For the first time in 11 years, the Sweetwater Authority has started to flush out 400 miles of its pipelines across South County.
Commonly referred to as flushing, because the accumulated sediment is “flushed out,” the system-wide cleanup is a promise the water agency made to its taxpayers last year as it developed a plan for it. tariff increases over the next five years.
This is the first time that the Authority will clean its underground pipes using a water-saving technology known as NO-DES, short for Neutral Output Discharge Elimination System. The process circulates a rapid flow of water through the network, filtering and removing accumulated sediment.
The sediments that often accumulate include minerals commonly found in water, such as iron and manganese. Although sediment is not harmful, it can affect the color, taste and odor of the water.
The Authority’s use of NO-DES is the first of its kind to be authorized in San Diego County.
“This is a flagship program of which we are proud,” said Managing Director Tish Berge.
Flushing is expected to occur within the next three years. For the current fiscal year, the Authority has budgeted $ 234,000 for 12 weeks of flushing services provided by an outside contractor who manages the process.
Work began last month in National City, where groundwater wells are the main source of water. Since groundwater absorbs metals found in soils that affect water color, it is not uncommon for the Authority to receive complaints about the appearance of water from National customers. City.
The last time the Authority conducted a system-wide cleanup was in 2008, although it routinely flushes some pipelines in some pockets of its service area, which includes western Chula Vista and Bonita.
Berge said the Authority has postponed the system-wide flushing, which is typically done every five to eight years, largely because water costs have increased during dry seasons in recent years.
In addition, the Authority did not want to give a bad impression by calling on taxpayers to save water, but to waste large amounts by emptying its pipes, Berge said.

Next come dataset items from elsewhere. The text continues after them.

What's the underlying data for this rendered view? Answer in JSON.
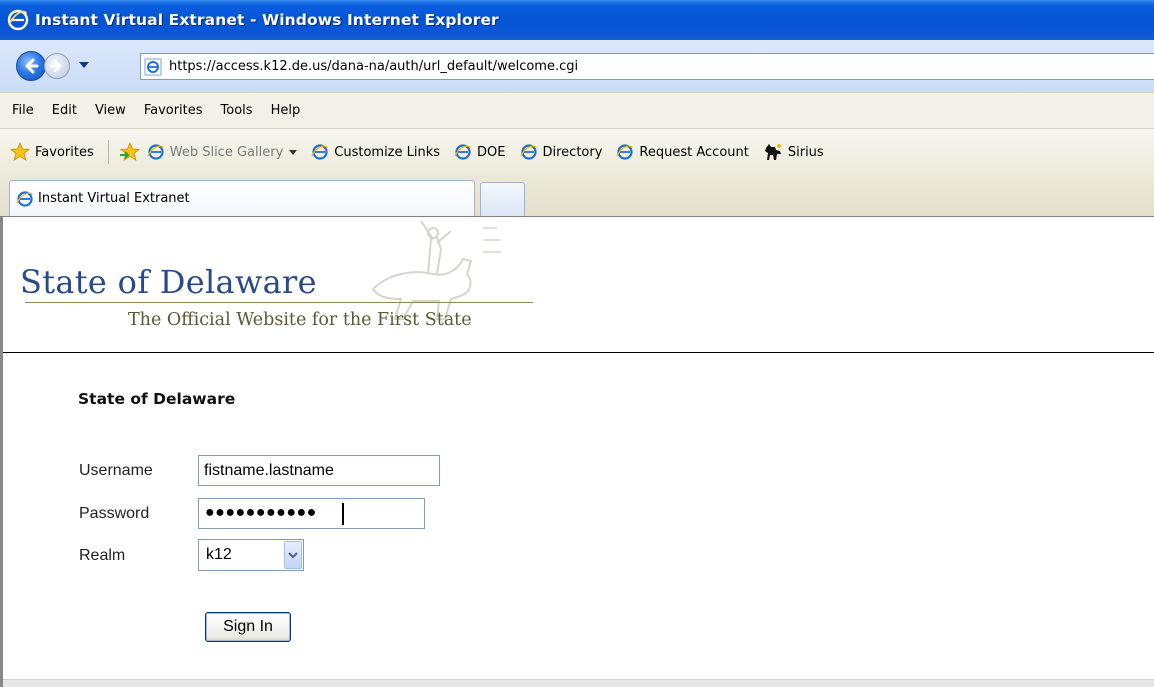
{
  "window": {
    "title": "Instant Virtual Extranet - Windows Internet Explorer"
  },
  "address_bar": {
    "url": "https://access.k12.de.us/dana-na/auth/url_default/welcome.cgi"
  },
  "menu": {
    "items": [
      "File",
      "Edit",
      "View",
      "Favorites",
      "Tools",
      "Help"
    ]
  },
  "favorites_bar": {
    "favorites_label": "Favorites",
    "items": [
      {
        "label": "Web Slice Gallery",
        "icon": "ie-page-icon",
        "dimmed": true
      },
      {
        "label": "Customize Links",
        "icon": "ie-page-icon"
      },
      {
        "label": "DOE",
        "icon": "ie-page-icon"
      },
      {
        "label": "Directory",
        "icon": "ie-page-icon"
      },
      {
        "label": "Request Account",
        "icon": "ie-page-icon"
      },
      {
        "label": "Sirius",
        "icon": "dog-icon"
      }
    ]
  },
  "tabs": {
    "active_label": "Instant Virtual Extranet"
  },
  "banner": {
    "title": "State of Delaware",
    "subtitle": "The Official Website for the First State"
  },
  "form": {
    "heading": "State of Delaware",
    "username_label": "Username",
    "username_value": "fistname.lastname",
    "password_label": "Password",
    "password_mask": "●●●●●●●●●●●",
    "realm_label": "Realm",
    "realm_value": "k12",
    "submit_label": "Sign In"
  },
  "colors": {
    "titlebar_blue": "#0454d4",
    "banner_title": "#284a8c",
    "banner_subtitle": "#5a5a33"
  }
}
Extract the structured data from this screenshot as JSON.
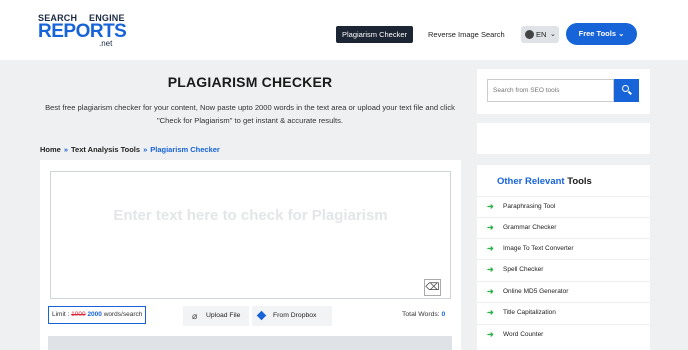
{
  "header": {
    "logo": {
      "line1a": "SEARCH",
      "line1b": "ENGINE",
      "line2": "REPORTS",
      "line3": ".net"
    },
    "nav": {
      "plagiarism": "Plagiarism Checker",
      "reverse": "Reverse Image Search"
    },
    "lang": {
      "label": "EN",
      "chevron": "⌄"
    },
    "free_tools": "Free Tools ⌄"
  },
  "main": {
    "title": "PLAGIARISM CHECKER",
    "description": "Best free plagiarism checker for your content, Now paste upto 2000 words in the text area or upload your text file and click \"Check for Plagiarism\" to get instant & accurate results.",
    "breadcrumb": [
      "Home",
      "Text Analysis Tools",
      "Plagiarism Checker"
    ],
    "breadcrumb_sep": "»",
    "editor": {
      "placeholder": "Enter text here to check for Plagiarism",
      "clear_icon": "⌫"
    },
    "limit": {
      "prefix": "Limit : ",
      "old": "1000",
      "new": "2000",
      "suffix": " words/search"
    },
    "upload_label": "Upload File",
    "upload_icon": "⌀",
    "dropbox_label": "From Dropbox",
    "total_words_label": "Total Words: ",
    "total_words_value": "0"
  },
  "sidebar": {
    "search_placeholder": "Search from SEO tools",
    "relevant_title_a": "Other Relevant",
    "relevant_title_b": " Tools",
    "tools": [
      "Paraphrasing Tool",
      "Grammar Checker",
      "Image To Text Converter",
      "Spell Checker",
      "Online MD5 Generator",
      "Title Capitalization",
      "Word Counter"
    ],
    "arrow": "➜"
  },
  "colors": {
    "accent": "#1763d8",
    "dark": "#1c2533",
    "green": "#2fb24a"
  }
}
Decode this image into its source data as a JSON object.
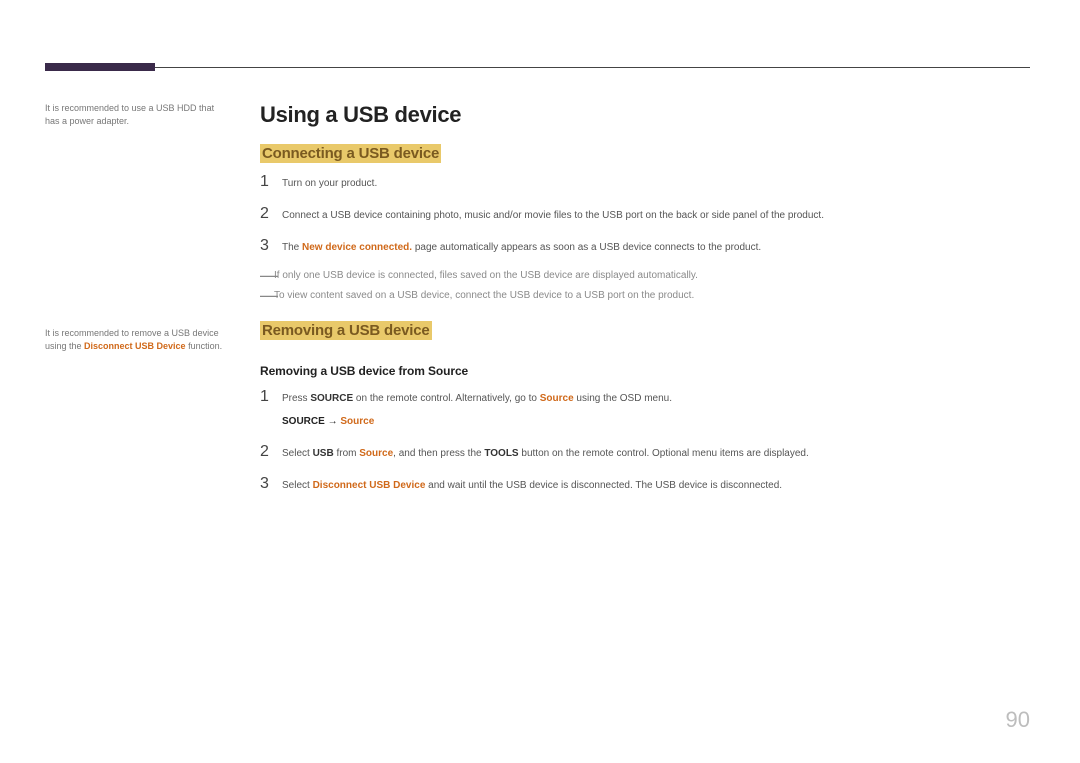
{
  "page_number": "90",
  "title": "Using a USB device",
  "section1": {
    "heading": "Connecting a USB device",
    "side_note": "It is recommended to use a USB HDD that has a power adapter.",
    "steps": [
      {
        "n": "1",
        "text": "Turn on your product."
      },
      {
        "n": "2",
        "text": "Connect a USB device containing photo, music and/or movie files to the USB port on the back or side panel of the product."
      },
      {
        "n": "3",
        "pre": "The ",
        "bold_orange": "New device connected.",
        "post": " page automatically appears as soon as a USB device connects to the product."
      }
    ],
    "notes": [
      "If only one USB device is connected, files saved on the USB device are displayed automatically.",
      "To view content saved on a USB device, connect the USB device to a USB port on the product."
    ]
  },
  "section2": {
    "heading": "Removing a USB device",
    "subheading": "Removing a USB device from Source",
    "side_note_pre": "It is recommended to remove a USB device using the ",
    "side_note_bold": "Disconnect USB Device",
    "side_note_post": " function.",
    "step1": {
      "n": "1",
      "t1": "Press ",
      "b1": "SOURCE",
      "t2": " on the remote control. Alternatively, go to ",
      "o1": "Source",
      "t3": " using the OSD menu."
    },
    "path": {
      "label": "SOURCE",
      "arrow": " → ",
      "target": "Source"
    },
    "step2": {
      "n": "2",
      "t1": "Select ",
      "b1": "USB",
      "t2": " from ",
      "o1": "Source",
      "t3": ", and then press the ",
      "b2": "TOOLS",
      "t4": " button on the remote control. Optional menu items are displayed."
    },
    "step3": {
      "n": "3",
      "t1": "Select ",
      "o1": "Disconnect USB Device",
      "t2": " and wait until the USB device is disconnected. The USB device is disconnected."
    }
  }
}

Traditional flushing methods spew water out of hydrants. Gallons of water are wasted.
When the Authority emptied its pipes between 2004 and 2008, it wasted about 50 million gallons of water escaping from fire hydrants and going into storm sewers.
Using NO-DES hardly wastes water. Teams use hoses to connect two nearby fire hydrants to a truck that carries filters and other aspects of the technology. They also close some underground valves to create a loop through which the water flows.
Ultimately, the process captures water that would otherwise flow onto the streets through a fire hydrant, filters the water, and then returns it to the drains through the second hydrant.
The process also comes with other benefits. It has no impact on the water service and allows personnel to test the water flowing through the system and collect data on chlorine levels and turbidity.